The news has Murchison & District Historical Society members rubbing their hands with glee, after last year the town celebrated the 50th anniversary of the meteorite breaking up over Murchison.
Society president Kay Ball said the news didn't come as a surprise.
“We've always known it (the meteorite) is important,” she said.
“What's happened over the years as each discovery is made, everyone goes ‘wow’ and then there's another discovery.
“With technology improving the way they study the samples, it means they can continue to keep finding things.
“Hundred of students have done their PhD on the Murchison Meteorite.”
One of the scientists who attended the celebrations in September, Philipp Heck from Chicago Field Museum, co-authored the final report.

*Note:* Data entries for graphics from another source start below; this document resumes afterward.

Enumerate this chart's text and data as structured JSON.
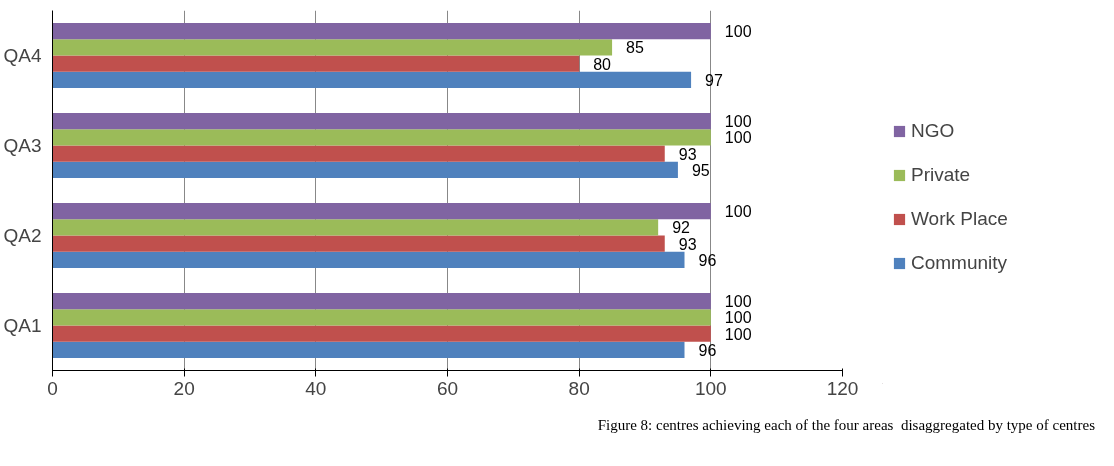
{
  "chart_data": {
    "type": "bar",
    "orientation": "horizontal",
    "categories": [
      "QA4",
      "QA3",
      "QA2",
      "QA1"
    ],
    "series": [
      {
        "name": "Community",
        "color": "#4f81bd",
        "values": [
          97,
          95,
          96,
          96
        ]
      },
      {
        "name": "Work Place",
        "color": "#c0504d",
        "values": [
          80,
          93,
          93,
          100
        ]
      },
      {
        "name": "Private",
        "color": "#9bbb59",
        "values": [
          85,
          100,
          92,
          100
        ]
      },
      {
        "name": "NGO",
        "color": "#8064a2",
        "values": [
          100,
          100,
          100,
          100
        ]
      }
    ],
    "xlim": [
      0,
      120
    ],
    "xticks": [
      0,
      20,
      40,
      60,
      80,
      100,
      120
    ],
    "grid": "x",
    "legend": "right",
    "data_labels": true,
    "annotations": [
      "Figure 8: centres achieving each of the four areas  disaggregated by type of centres"
    ]
  }
}
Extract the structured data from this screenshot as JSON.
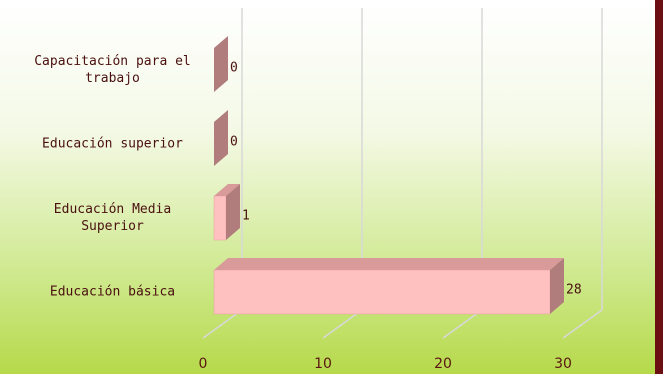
{
  "chart_data": {
    "type": "bar3d",
    "categories": [
      "Capacitación para el trabajo",
      "Educación superior",
      "Educación Media Superior",
      "Educación básica"
    ],
    "values": [
      0,
      0,
      1,
      28
    ],
    "color": "#ffc0c0",
    "xlim": [
      0,
      30
    ],
    "xticks": [
      0,
      10,
      20,
      30
    ],
    "grid": true
  }
}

Former Murchison resident and now Perth-based geologist Graham Begg said Prof Heck had revealed his findings during the 50-year celebrations.
Dr Begg joked Murchison received the scoop before the science community.
He said the discovery was "very exciting" and had "significant" widespread implications for cosmos scientists.
“It is a world first,” he said.
“There will now be a period of new models or models being tweaked by cosmos to work out how things formed and shape as far back as eight to 10 billion years ago.
“What is tells us is, there's space junk all over the place and the Murchison Meteorite grabbed a bit of that debris on the way.”
The report said the interstellar dust found on the Murchison Meteorite "is an important component of the galaxy".
“It influences star formation as well as the thermal and chemical evolution of the galaxy.”
Mrs Ball added that Prof Heck said there were other things inside the meteorite that "they haven't found yet".
She said about 100 kg of the meteorite was collected in 1969.
The fragments were distributed to museums and universities across the world.
The Murchison Meteorite is believed to be more than four billion years old.